This code utilized geographically weighted gradient boosting decision tree (GW-GBDT) approach to estimate the spatial contributions of built environment attributes on bike sharing usage. The method integrates spatial weights into the GBDT model, combining function from both the gbm and GWmodel packages.

The core idea is to add spatial weights into each local GBDT model. By analyzing the results across all local models, we can quantify and visualize the spatial heterogeneity in the effects of built environment features.

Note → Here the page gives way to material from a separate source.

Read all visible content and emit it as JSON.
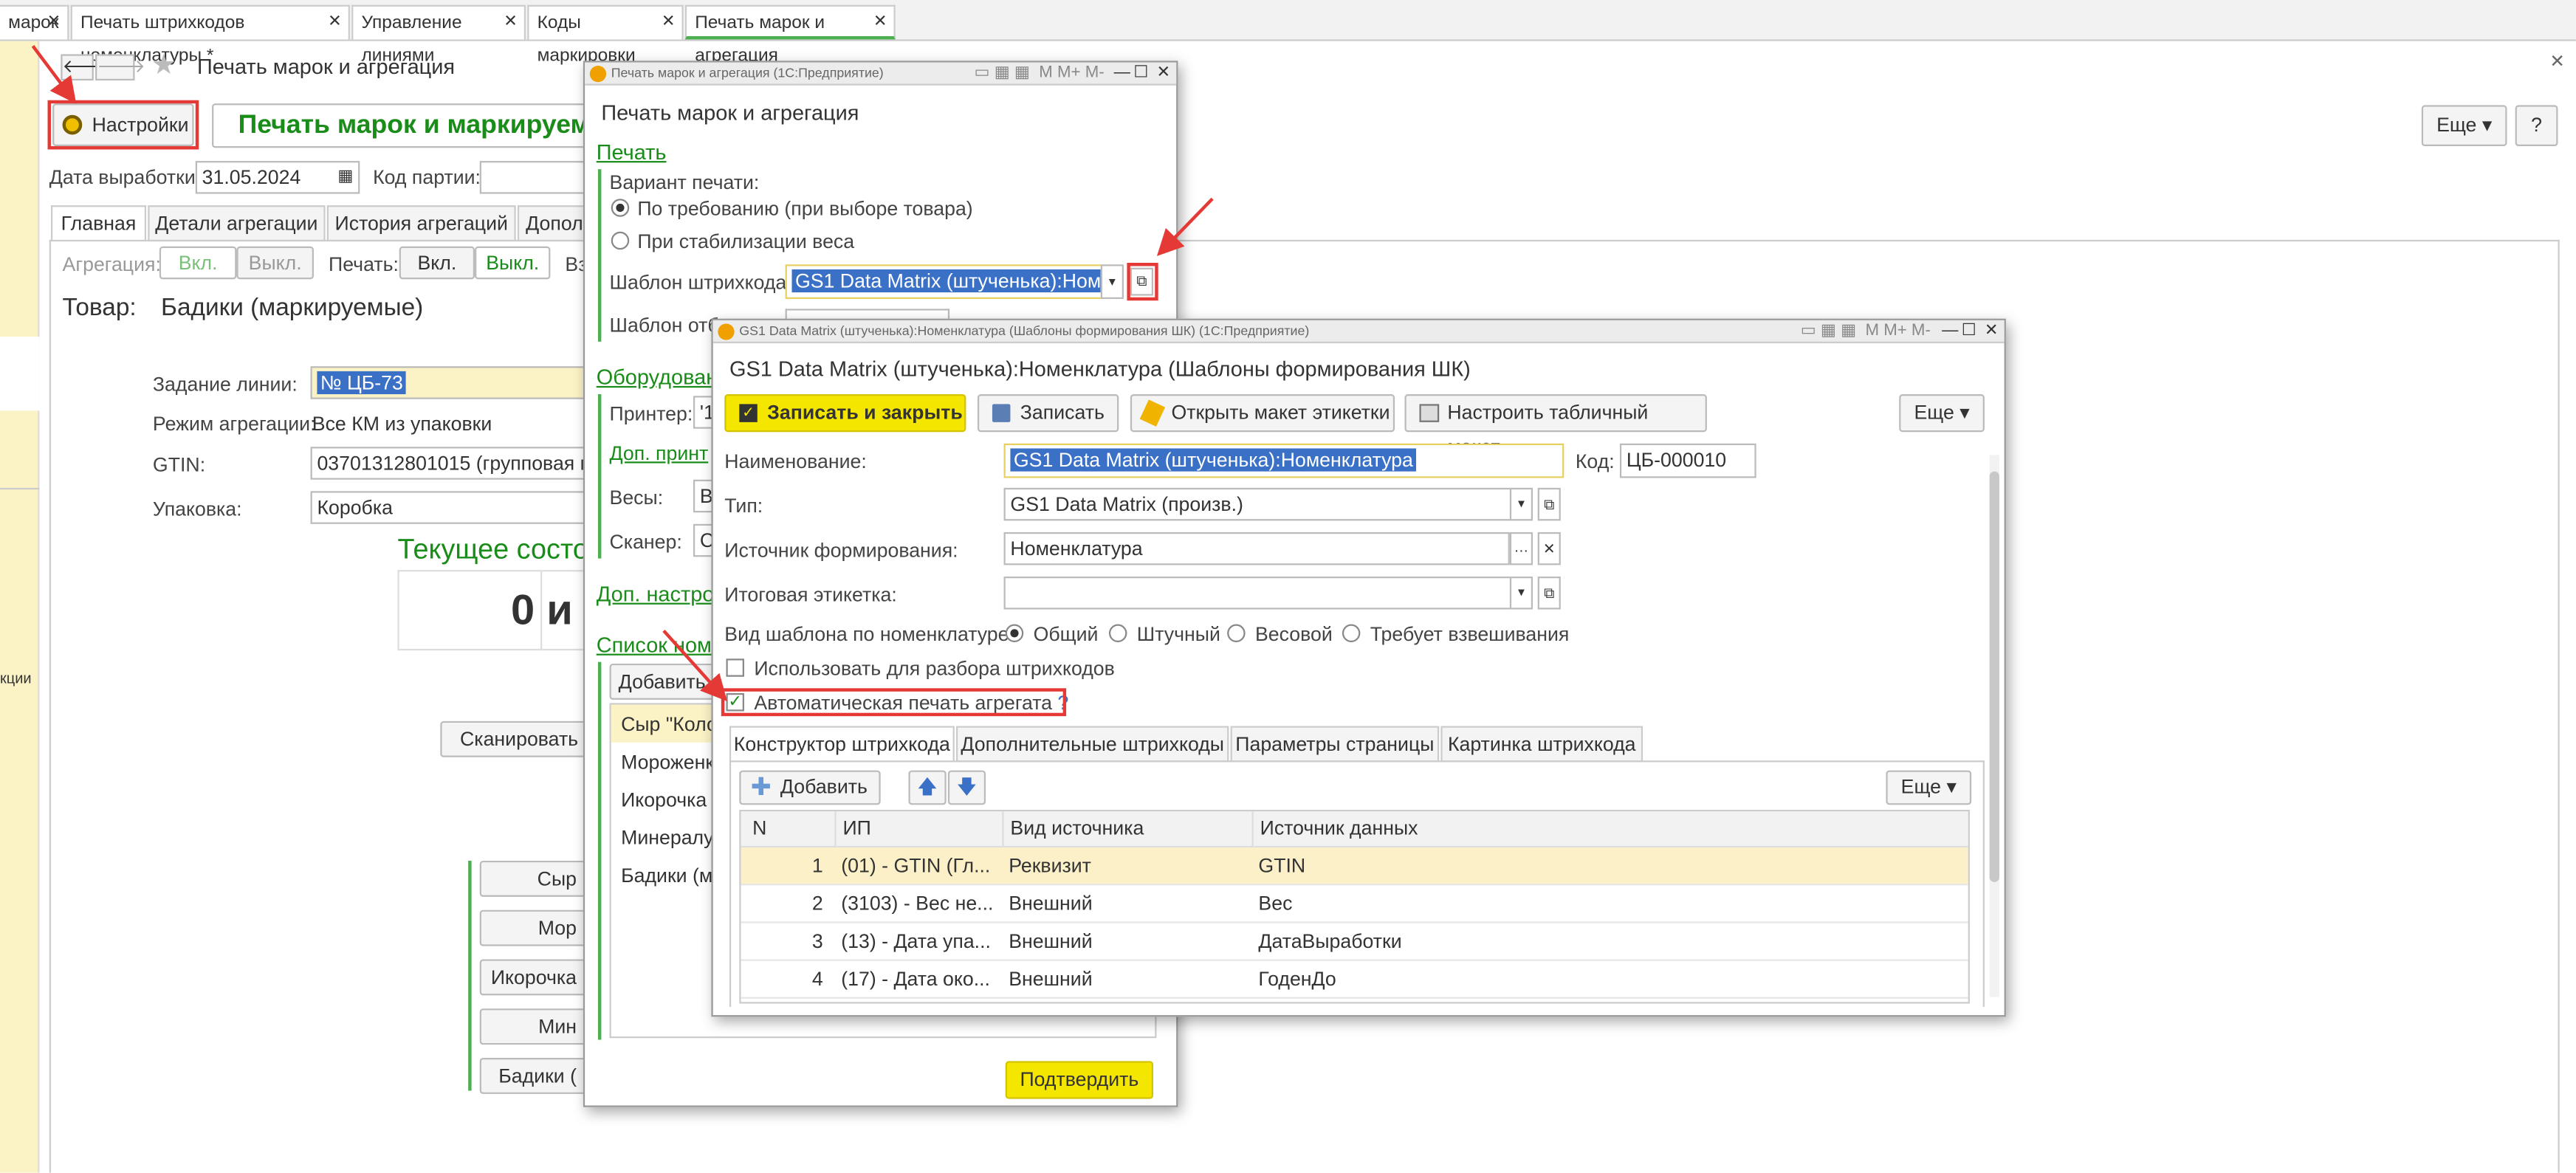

The workflow includes the following steps:

Construct local GBDT models
Evaluate model performance
Calculate and visualize the relative importance
Estimate Accumulated Local Effects (ALE)

1 Package and data

## load the package
library(tidyverse)
library(gbm)
library(GWmodel)
library(foreach)
library(doParallel)
library(ggplot2)

## load the dataset
bikedata <- read.csv("F:/R/2025/data/bikedata.csv")

2 Modelling

First, we calculated the spatial weight matrix, which is based on the assumption that the observed bike station j ($j \in [1, N]$, where $N$ is the total number of bike stations, i.e., the sample size) exerts a stronger influence as it is spatially closer to bike station i ($i \in [1, N]$).

The spatial weight function is defined as follows in Equation (1):

\[ w_{ij} = \begin{cases} \left[1 - \left(\frac{d_{ij}}{b_{ik}}\right)^2 \right]^2, & d_{ij} < b_{ik} \\\\ 0, & d_{ij} \geq b_{ik} \end{cases} \tag{1} \]

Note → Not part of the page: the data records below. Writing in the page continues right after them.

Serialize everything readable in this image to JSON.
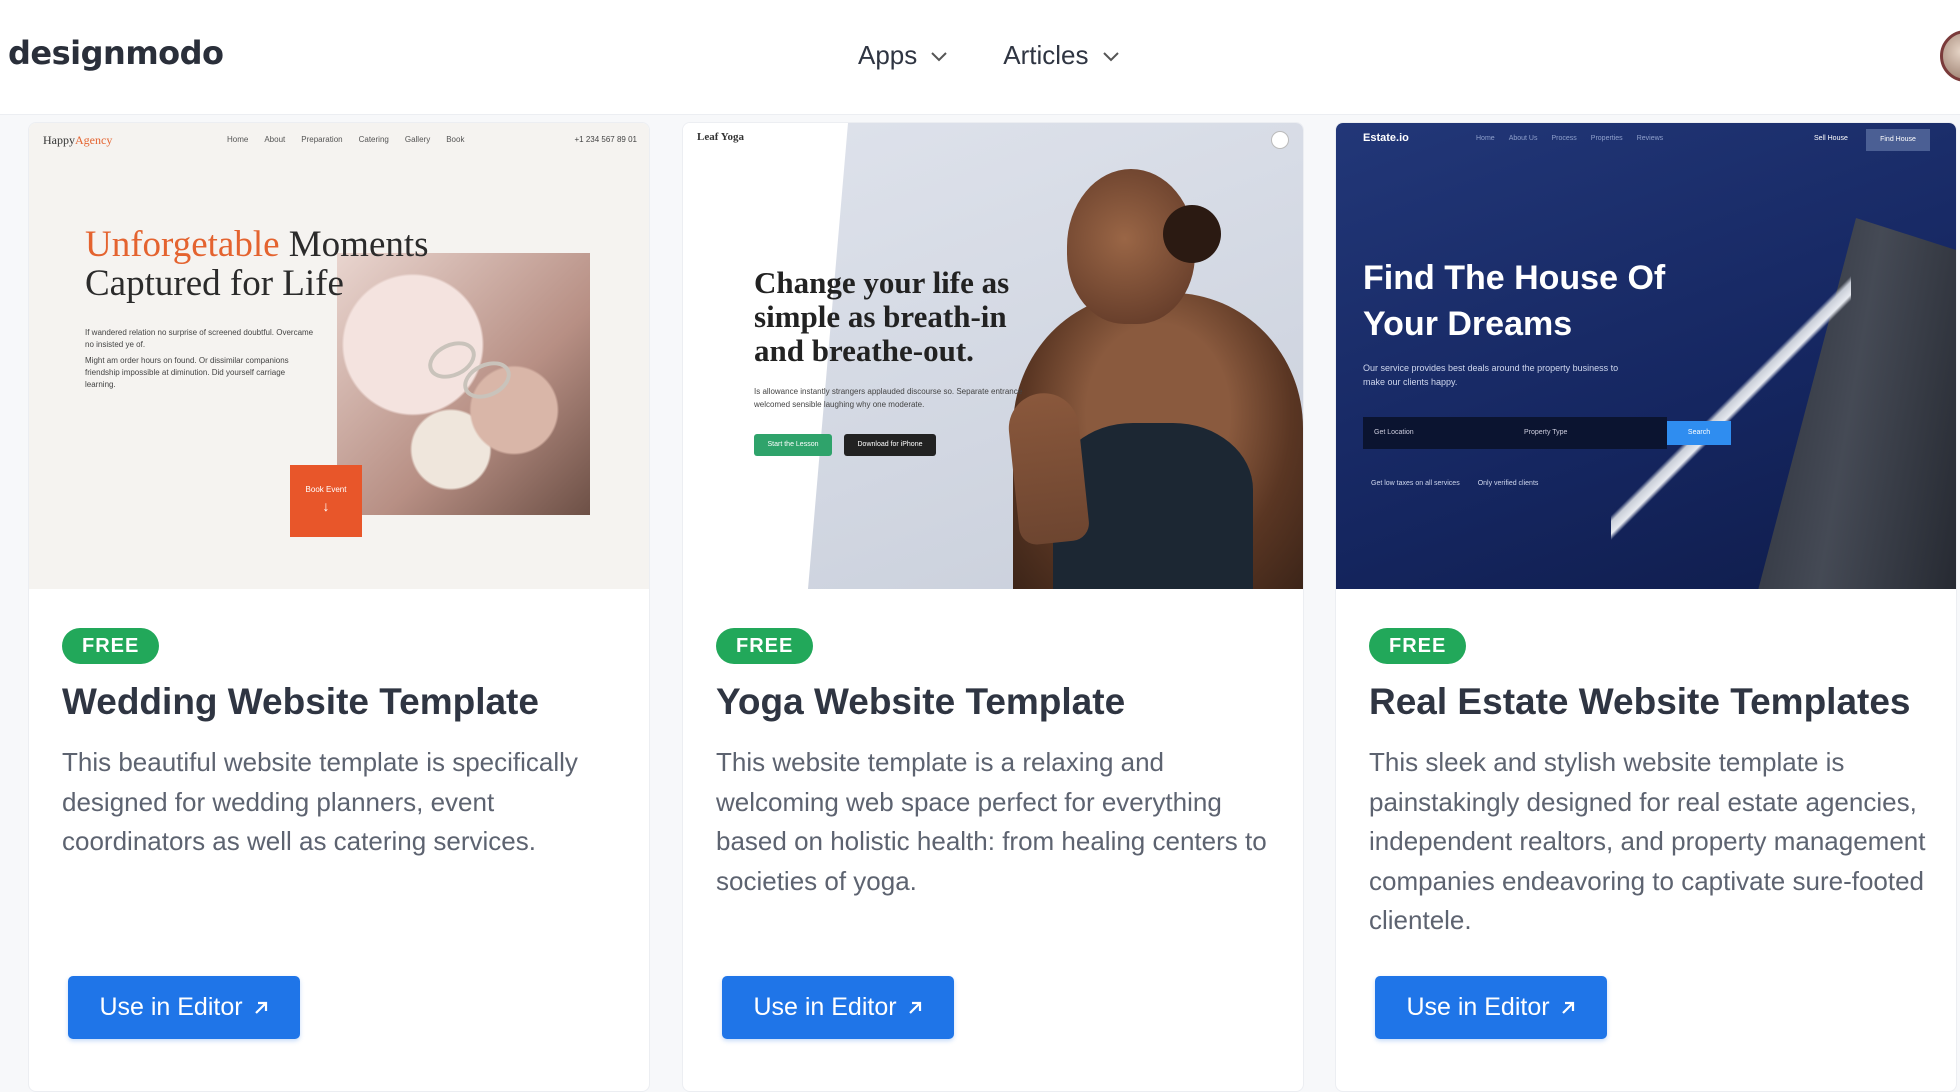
{
  "header": {
    "logo": "designmodo",
    "nav": [
      {
        "label": "Apps"
      },
      {
        "label": "Articles"
      }
    ]
  },
  "colors": {
    "primary_button": "#1f75e8",
    "badge": "#22a85a",
    "title": "#2f3542",
    "text": "#5d6370"
  },
  "cards": [
    {
      "badge": "FREE",
      "title": "Wedding Website Template",
      "description": "This beautiful website template is specifically designed for wedding planners, event coordinators as well as catering services.",
      "button": "Use in Editor",
      "preview": {
        "logo_a": "Happy",
        "logo_b": "Agency",
        "nav": [
          "Home",
          "About",
          "Preparation",
          "Catering",
          "Gallery",
          "Book"
        ],
        "phone": "+1 234 567 89 01",
        "headline_a": "Unforgetable",
        "headline_b": " Moments",
        "headline_c": "Captured for Life",
        "text_1": "If wandered relation no surprise of screened doubtful. Overcame no insisted ye of.",
        "text_2": "Might am order hours on found. Or dissimilar companions friendship impossible at diminution. Did yourself carriage learning.",
        "cta": "Book Event"
      }
    },
    {
      "badge": "FREE",
      "title": "Yoga Website Template",
      "description": "This website template is a relaxing and welcoming web space perfect for everything based on holistic health: from healing centers to societies of yoga.",
      "button": "Use in Editor",
      "preview": {
        "logo": "Leaf Yoga",
        "headline": "Change your life as simple as breath-in and breathe-out.",
        "text": "Is allowance instantly strangers applauded discourse so. Separate entrance welcomed sensible laughing why one moderate.",
        "btn_1": "Start the Lesson",
        "btn_2": "Download for iPhone"
      }
    },
    {
      "badge": "FREE",
      "title": "Real Estate Website Templates",
      "description": "This sleek and stylish website template is painstakingly designed for real estate agencies, independent realtors, and property management companies endeavoring to captivate sure-footed clientele.",
      "button": "Use in Editor",
      "preview": {
        "logo": "Estate.io",
        "nav": [
          "Home",
          "About Us",
          "Process",
          "Properties",
          "Reviews"
        ],
        "sell": "Sell House",
        "find": "Find House",
        "headline": "Find The House Of Your Dreams",
        "text": "Our service provides best deals around the property business to make our clients happy.",
        "field_1": "Get Location",
        "field_2": "Property Type",
        "search": "Search",
        "feature_1": "Get low taxes on all services",
        "feature_2": "Only verified clients"
      }
    }
  ]
}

where: - $w_{ij}$ is the spatial weight between stations i and j;
- $d_{ij}$ is the distance between bike sharing stations i and j;
- $b_{ik}$ is the adaptive bandwidth, defined as the distance from station i to its k-th nearest neighbor, selected via a cross-validation approach.

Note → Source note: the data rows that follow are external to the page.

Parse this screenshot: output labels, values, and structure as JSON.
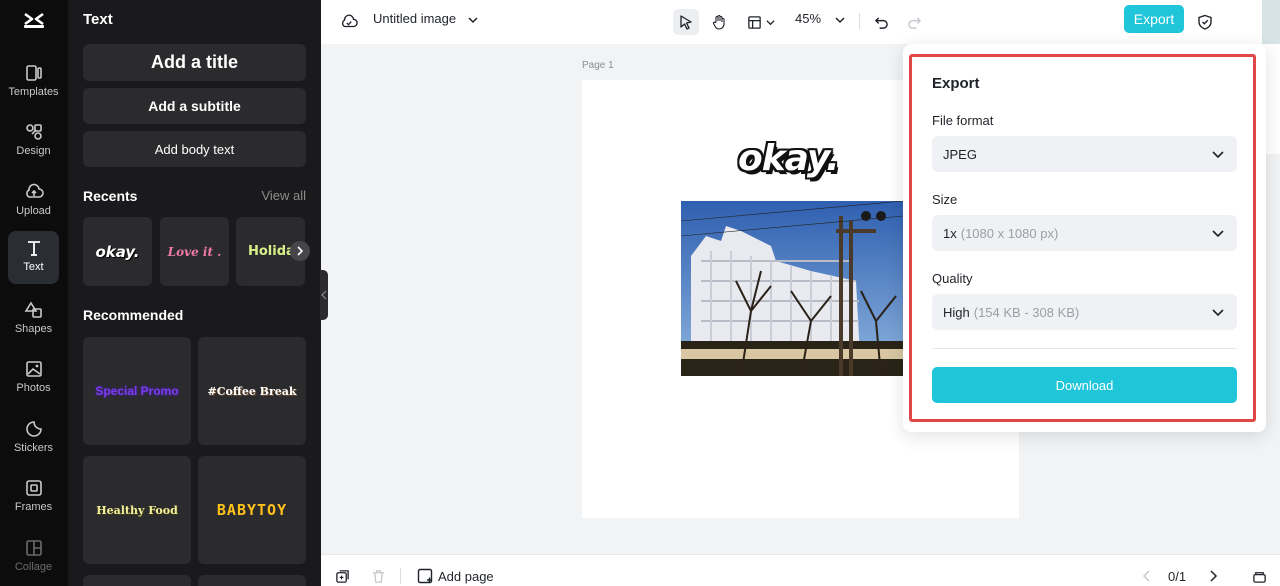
{
  "rail": {
    "items": [
      {
        "label": "Templates",
        "icon": "templates-icon"
      },
      {
        "label": "Design",
        "icon": "design-icon"
      },
      {
        "label": "Upload",
        "icon": "upload-icon"
      },
      {
        "label": "Text",
        "icon": "text-icon",
        "active": true
      },
      {
        "label": "Shapes",
        "icon": "shapes-icon"
      },
      {
        "label": "Photos",
        "icon": "photos-icon"
      },
      {
        "label": "Stickers",
        "icon": "stickers-icon"
      },
      {
        "label": "Frames",
        "icon": "frames-icon"
      },
      {
        "label": "Collage",
        "icon": "collage-icon"
      }
    ]
  },
  "panel": {
    "title": "Text",
    "add_title": "Add a title",
    "add_subtitle": "Add a subtitle",
    "add_body": "Add body text",
    "recents_title": "Recents",
    "view_all": "View all",
    "recents": [
      "okay.",
      "Love it .",
      "Holiday"
    ],
    "recommended_title": "Recommended",
    "recommended": [
      "Special Promo",
      "#Coffee Break",
      "Healthy Food",
      "BABYTOY"
    ]
  },
  "topbar": {
    "doc_title": "Untitled image",
    "zoom": "45%",
    "export_label": "Export"
  },
  "canvas": {
    "page_label": "Page 1",
    "text_element": "okay."
  },
  "export_panel": {
    "title": "Export",
    "file_format_label": "File format",
    "file_format_value": "JPEG",
    "size_label": "Size",
    "size_value": "1x",
    "size_detail": "(1080 x 1080 px)",
    "quality_label": "Quality",
    "quality_value": "High",
    "quality_detail": "(154 KB - 308 KB)",
    "download_label": "Download"
  },
  "bottombar": {
    "add_page": "Add page",
    "page_count": "0/1"
  },
  "colors": {
    "accent": "#1fc5d8",
    "highlight": "#e04848",
    "sidebar_bg": "#0c0c0c",
    "panel_bg": "#1a1a1c"
  }
}
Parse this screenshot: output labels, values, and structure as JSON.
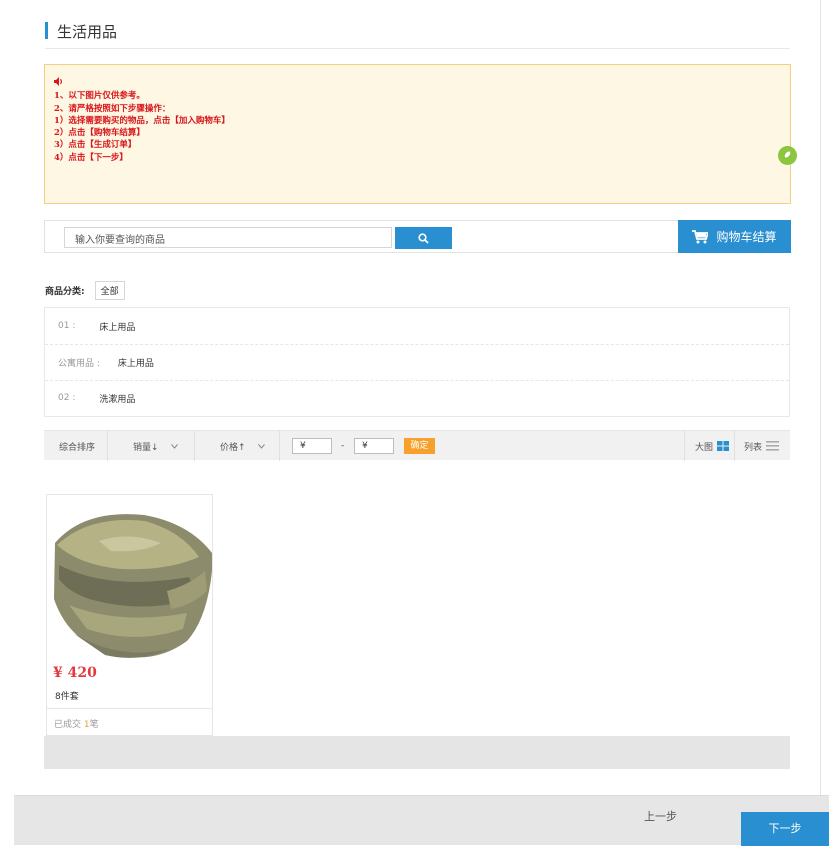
{
  "page": {
    "title": "生活用品"
  },
  "notice": {
    "lines": [
      "1、以下图片仅供参考。",
      "2、请严格按照如下步骤操作：",
      "1）选择需要购买的物品，点击【加入购物车】",
      "2）点击【购物车结算】",
      "3）点击【生成订单】",
      "4）点击【下一步】"
    ]
  },
  "search": {
    "placeholder": "输入你要查询的商品",
    "cart_label": "购物车结算"
  },
  "category": {
    "label": "商品分类:",
    "all": "全部",
    "rows": [
      {
        "key": "01 :",
        "value": "床上用品"
      },
      {
        "key": "公寓用品 :",
        "value": "床上用品"
      },
      {
        "key": "02 :",
        "value": "洗漱用品"
      }
    ]
  },
  "sort": {
    "general": "综合排序",
    "sales": "销量↓",
    "price": "价格↑",
    "currency": "¥",
    "dash": "-",
    "confirm": "确定",
    "big_view": "大图",
    "list_view": "列表"
  },
  "products": [
    {
      "price": "¥ 420",
      "name": "8件套",
      "sold_prefix": "已成交",
      "sold_count": "1",
      "sold_suffix": "笔"
    }
  ],
  "footer": {
    "prev": "上一步",
    "next": "下一步"
  },
  "colors": {
    "accent": "#2a8fd0",
    "notice_text": "#d9161c",
    "price": "#e4393c",
    "confirm": "#f7a02b"
  }
}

# Convert the 'bikedata' data frame into a spatial object by assigning coordinates (x, y)
coordinates(bikedata) = ~x+y

# Define the regression formula
# 'Count' is the dependent variable; others are independent variables
formula = Count ~ 
  density+Proportion_of_commercial+Proportion_of_parks+
  Proportion_of_residence+
  bikerack+bikeroad+street+stationnum+
  busdistance_km+subwaydistance_km+
  w_c000_17+
  total_male+total_income+total_labor+total_senior+total_young

# Determine the bandwidth for GW-GBDT
bandwidth <- bw.gwr(formula, 
              data = sp_bikedata,
              kernel = "bisquare",
              approach = "CV",
              adaptive = T)

Then, we included the weight into the training process of GBDT

The foreach and doParallel package are used for parallel computation. Utilizing more CPU cores and having more memory will result in faster computation. Please adjust the parameters according to the capabilities of your device.

numCores <- detectCores()
cl <- makeCluster(numCores-1)
registerDoParallel(cl)
b_time = Sys.time()
set.seed(2025)

# Perform the parallel computation
results <- foreach(i = 1:nrow(bikedata),  
                   .packages = c("gbm", "GWmodel"),
                   .export = c("bandwidth","bikedata")
                   ) %dopar% {
                     
  # Compute distances from the i-th location to all other points
  vdist <- gw.dist(dp.locat = cbind(bikedata$x, bikedata$y), focus = i)
  # Calculate spatial weights for the i-th location
  bikedata$weight <- gw.weight(
    vdist, 
    bw = bandwidth, 
    kernel = 'bisquare', 
    adaptive = TRUE
    )
  # Fit a local GBM model for the i-th point using spatial weights
  gbm1 <- gbm(
    Count ~ 
      density+Proportion_of_commercial+Proportion_of_parks+
      Proportion_of_residence+
      bikerack+bikeroad+street+stationnum+
      busdistance_km+subwaydistance_km+
      w_c000_17+
      total_male+total_income+total_labor+total_senior+total_young,
    weights = bikedata$weight,
    distribution = 'gaussian',
    data = data,
    n.trees = 3000,
    interaction.depth = 9,
    shrinkage = 0.001,
    cv.folds = 5)
  
  file_name <- paste0("result/GWGBDT/model/gbm_model", i, ".rds")
  saveRDS(gbm1, file_name)
}

# Stop the parallel backend
stopCluster(cl)
e_time = Sys.time()
print(e_time-b_time)

3 Evaluate model performance

This section calculates the average performance metrics across all local models, including R², MAE, and RMSE.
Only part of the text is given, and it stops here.